[core] Introduce core chaos network release tests #58868

Sparks0219 · 2025-11-21T01:07:51Z

Briefly describe what this PR accomplishes and why it's needed.

Creating core chaos network release tests by adding ip table variations to the current chaos release tests. Also added a basic chaos release test for streaming generators and object ref borrowing.

Did a minor refactor by moving each chaos test workload (tasks/actors/streaming gen/borrowing) into it's own python file so it's easier to add additional tests in the future rather than making a huge mono file. Added metrics for total runtime + peak head node memory usage. Furthermore removed the baseline run as it's repeated among all chaos failure types, and it should only be run once in total. Hence for each workload, we now have 4 tests (baseline, EC2 instance killer, raylet killer, ip table network failure).
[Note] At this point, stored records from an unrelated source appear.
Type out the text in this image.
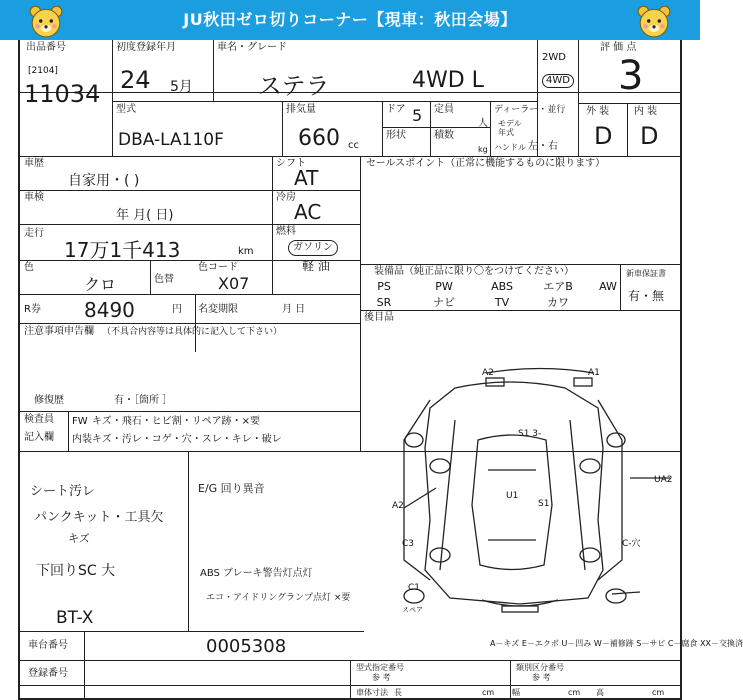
JU秋田ゼロ切りコーナー【現車：秋田会場】
出品番号
[2104]
11034
初度登録年月
24 5月
車名・グレード
ステラ	4WD L
2WD
4WD
評 価 点
3
型式
DBA-LA110F
排気量
660 cc
ドア 5 定員
人
形状	積数
kg
ディーラー・並行
モデル
年式
ハンドル 左・右
外 装 内 装
D D
車歴
自家用・( )
シフト
AT
車検
年 月( 日)
冷房
AC
走行
17万1千413	km
燃料
ガソリン
軽 油
色
クロ	色替
色コード
X07
R券 8490	円 名変期限	月 日
注意事項申告欄 （不具合内容等は具体的に記入して下さい）
修復歴	有・［箇所 ］
セールスポイント（正常に機能するものに限ります）
装備品（純正品に限り〇をつけてください）	新車保証書
有・無
後目品
PS	PW	ABS	エアB	AW
SR	ナビ	TV	カワ
検査員
記入欄
FW キズ・飛石・ヒビ割・リペア跡・×要
内装 キズ・汚レ・コゲ・穴・スレ・キレ・破レ
シート汚レ
パンクキット・工具欠
キズ
下回りSC 大
BT-X
E/G 回り異音
ABS ブレーキ警告灯点灯
エコ・アイドリングランプ点灯 ×要
A－キズ E－エクボ U－凹み W－補修跡 S－サビ C－腐食 XX－交換済
車台番号	0005308
登録番号
型式指定番号
参 考
類別区分番号
参 考
車体寸法 長	cm 幅	cm 高	cm
A2	A1
S1 3-
U1
S1
A2
C3
C1
C-穴
UA2
スペア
Note that for the ip table tests you'll need to add these 4 config variables:
- RAY_health_check_period_ms=10000
- RAY_health_check_timeout_ms=100000
- RAY_health_check_failure_threshold=10
- RAY_gcs_rpc_server_connect_timeout_s=60
the top 3 prevent the raylet from failing the gcs health check during the transient network error duration, and the last prevents us from getting killed by the GCS client check where upon connection if we can't initially connect to the GCS for 5 seconds, we die.

Also deleted test_chaos.py that's located in python/ray/tests as the release chaos tests cover similar functionality.

…ing tests Signed-off-by: joshlee <[email protected]>

Signed-off-by: joshlee <[email protected]>

edoakes

Stacking all of these tests into one mega-script is a little ugly... is there some lightweight refactoring we can do to clean it up? Like move out shared utils and put each test in its own file. If you don't think this is worthwhile, that's fine.

also, are there any structured metrics we should be tracking for these tests beyond pass/fail?

edoakes · 2025-11-21T16:44:05Z

release/release_tests.yaml

+        - RAY_health_check_period_ms=10000
+        - RAY_health_check_timeout_ms=100000
+        - RAY_health_check_failure_threshold=10
+        - RAY_gcs_rpc_server_connect_timeout_s=60


why do we need to set custom config options here? this should be called out in the PR description with an explanation

Top 3 are to disable the heartbeat checks which can cause the node to die when transient network errors occur, the last one is a timeout in the gcs client that causes the process to die if it can't initially connect for X amount of time. The default is 5 seconds.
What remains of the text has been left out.